Im noch immer denkbaren Kampf um die Weltmeister-Krone hat Ferrari in beiden Wertungen einen erheblichen Rückschlag erlitten. Vor allem angesichts der Möglichkeiten, die bestanden, ein Debakel. Anfangs lag Ferrari gar vergleichsweise weit vorn, der Regen hat allerdings einen Strich durch die Rechnung gemacht.

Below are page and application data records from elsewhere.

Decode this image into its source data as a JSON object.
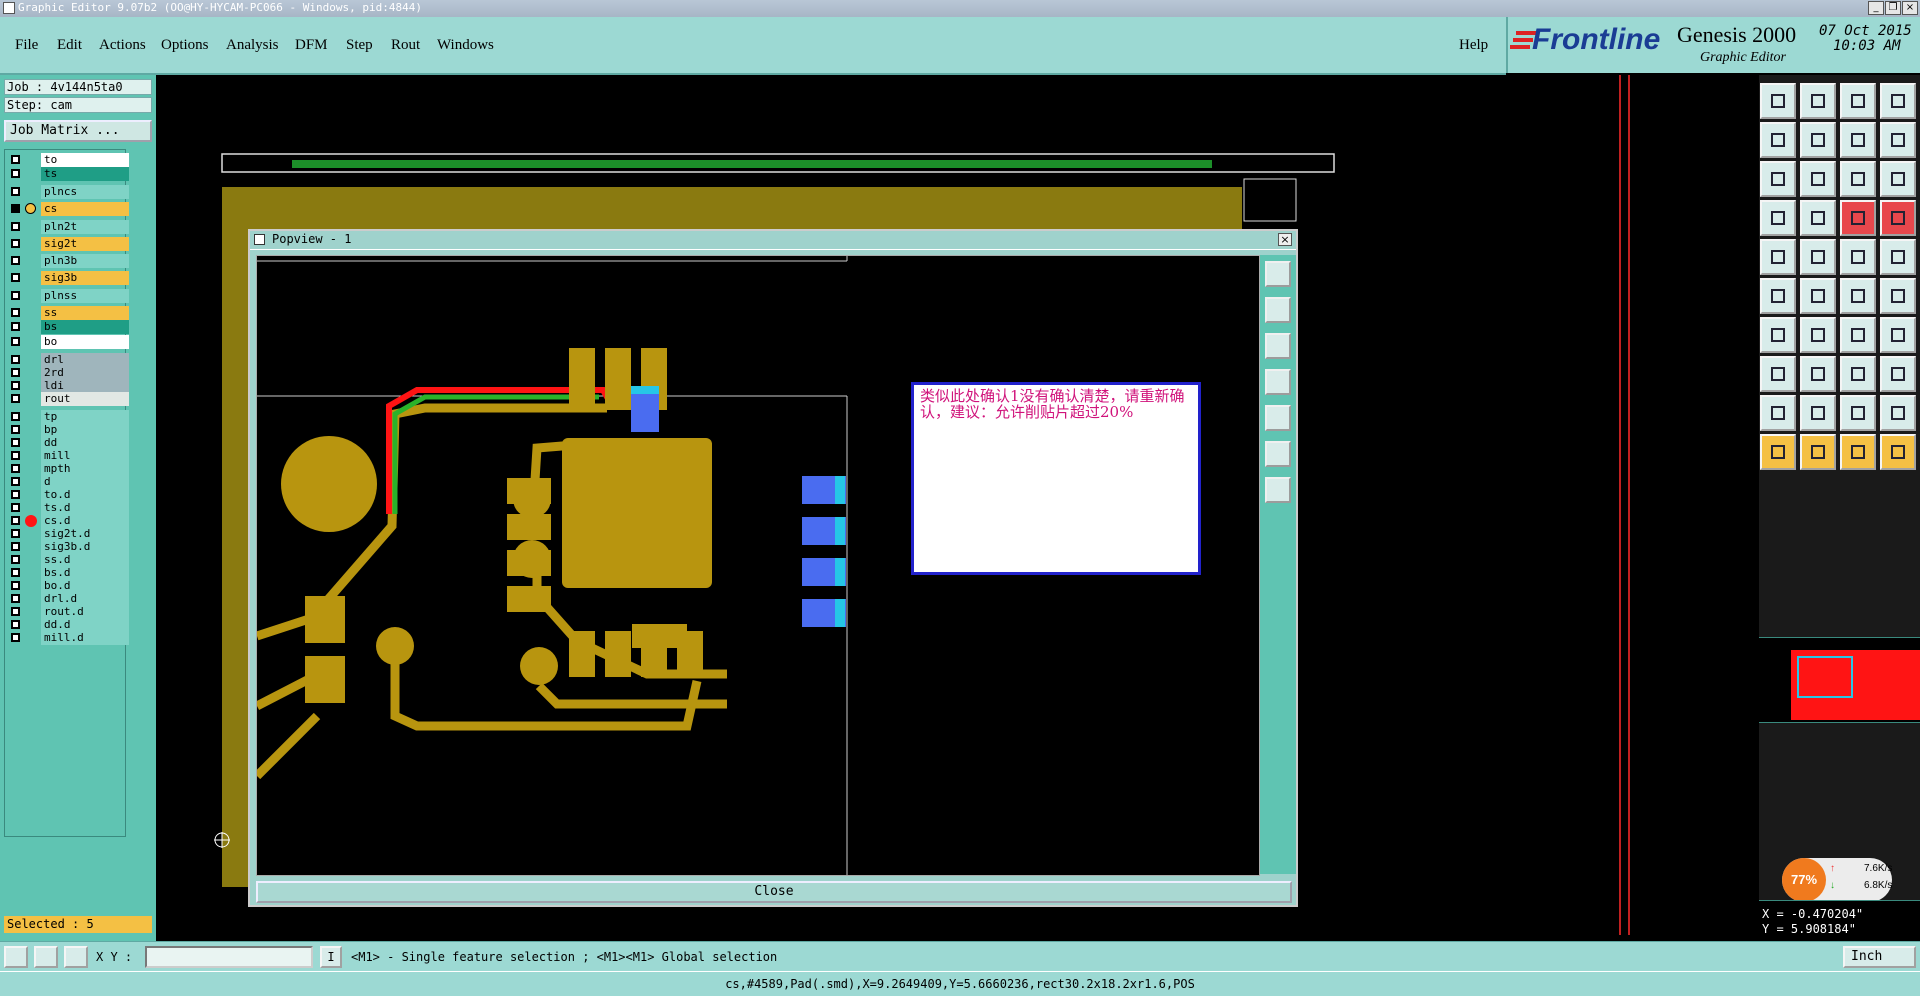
{
  "window": {
    "title": "Graphic Editor 9.07b2 (OO@HY-HYCAM-PC066 - Windows, pid:4844)"
  },
  "menu": {
    "items": [
      "File",
      "Edit",
      "Actions",
      "Options",
      "Analysis",
      "DFM",
      "Step",
      "Rout",
      "Windows"
    ],
    "help": "Help"
  },
  "brand": {
    "logo": "Frontline",
    "product": "Genesis 2000",
    "subtitle": "Graphic Editor",
    "date": "07 Oct 2015",
    "time": "10:03 AM"
  },
  "job": {
    "job_line": "Job : 4v144n5ta0",
    "step_line": "Step: cam",
    "matrix_button": "Job Matrix ..."
  },
  "layers": [
    {
      "name": "to",
      "color": "#ffffff"
    },
    {
      "name": "ts",
      "color": "#1f9e86"
    },
    {
      "name": "plncs",
      "color": "#7fd3c6"
    },
    {
      "name": "cs",
      "color": "#f4c044",
      "active": true
    },
    {
      "name": "pln2t",
      "color": "#7fd3c6"
    },
    {
      "name": "sig2t",
      "color": "#f4c044"
    },
    {
      "name": "pln3b",
      "color": "#7fd3c6"
    },
    {
      "name": "sig3b",
      "color": "#f4c044"
    },
    {
      "name": "plnss",
      "color": "#7fd3c6"
    },
    {
      "name": "ss",
      "color": "#f4c044"
    },
    {
      "name": "bs",
      "color": "#1f9e86"
    },
    {
      "name": "bo",
      "color": "#ffffff"
    },
    {
      "name": "drl",
      "color": "#9fb5bc"
    },
    {
      "name": "2rd",
      "color": "#9fb5bc"
    },
    {
      "name": "ldi",
      "color": "#9fb5bc"
    },
    {
      "name": "rout",
      "color": "#e2e8e4"
    },
    {
      "name": "tp",
      "color": "#7fd3c6"
    },
    {
      "name": "bp",
      "color": "#7fd3c6"
    },
    {
      "name": "dd",
      "color": "#7fd3c6"
    },
    {
      "name": "mill",
      "color": "#7fd3c6"
    },
    {
      "name": "mpth",
      "color": "#7fd3c6"
    },
    {
      "name": "d",
      "color": "#7fd3c6"
    },
    {
      "name": "to.d",
      "color": "#7fd3c6"
    },
    {
      "name": "ts.d",
      "color": "#7fd3c6"
    },
    {
      "name": "cs.d",
      "color": "#7fd3c6",
      "marked": true
    },
    {
      "name": "sig2t.d",
      "color": "#7fd3c6"
    },
    {
      "name": "sig3b.d",
      "color": "#7fd3c6"
    },
    {
      "name": "ss.d",
      "color": "#7fd3c6"
    },
    {
      "name": "bs.d",
      "color": "#7fd3c6"
    },
    {
      "name": "bo.d",
      "color": "#7fd3c6"
    },
    {
      "name": "drl.d",
      "color": "#7fd3c6"
    },
    {
      "name": "rout.d",
      "color": "#7fd3c6"
    },
    {
      "name": "dd.d",
      "color": "#7fd3c6"
    },
    {
      "name": "mill.d",
      "color": "#7fd3c6"
    }
  ],
  "selected_text": "Selected : 5",
  "popview": {
    "title": "Popview - 1",
    "close_label": "Close"
  },
  "note": {
    "text": "类似此处确认1没有确认清楚，请重新确认，建议：允许削贴片超过20%"
  },
  "network_widget": {
    "percent": "77%",
    "up": "7.6K/s",
    "down": "6.8K/s"
  },
  "coords": {
    "x": "X = -0.470204\"",
    "y": "Y =  5.908184\""
  },
  "bottom": {
    "xy_label": "X Y :",
    "xy_value": "",
    "hint": "<M1> - Single feature selection ; <M1><M1> Global selection",
    "units": "Inch"
  },
  "status": {
    "text": "cs,#4589,Pad(.smd),X=9.2649409,Y=5.6660236,rect30.2x18.2xr1.6,POS"
  },
  "colors": {
    "copper": "#b8950f",
    "panel": "#9cd9d3",
    "accent": "#5fc4b2"
  }
}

Im Hause Ferrari fühlt man sich vom Pech verfolgt. Die Ambitionen auf den WM-Titel hat man aber nicht aufgegeben. Trotzdem ist man jetzt bereits davon abhängig, dass die anderen Fehler machen. Vettel hat jetzt 162 Punkte, 2010 wurde er mit 256 Punkten bekanntlich Weltmeister. Ohne Fehler ist Ferrari draußen.

Renault: Enttäuschung

Beim Rennstall Renault herrschte nach dem Rennen um den Großen Preis von Kanada eher resignative Stimmung. Nick Heidfeld ging leer aus, Vitaly Petrov konnte immerhin zehn Zähler einfahren. Teamintern steht es damit 31 zu 29 für den Russen, doch das ist weniger das Problem.

Heidfeld hat sich gegen Ende des Rennens per Kollision selbst aus selbigen befördert und um mögliche Punkte gebracht. Er ist auf Kobayashi aufgefahren, der plötzlich Blei in den Reifen zu haben schien. Petrov hat sich zwar von Rang zehn nach vorn gekämpft, gleichzeitig aber mehr verpasst.

Bei Renault sind die Ansprüche erkennbar gestiegen. Auch ohne den verletzten Robert Kubica haben sich Heidfeld und Petrov bislang durchaus achtbar geschlagen, wenngleich es den Eindruck hinterlässt, als wäre die Ausbeute noch immer tendenziell suboptimal. Immerhin ist das Potenzial spürbar.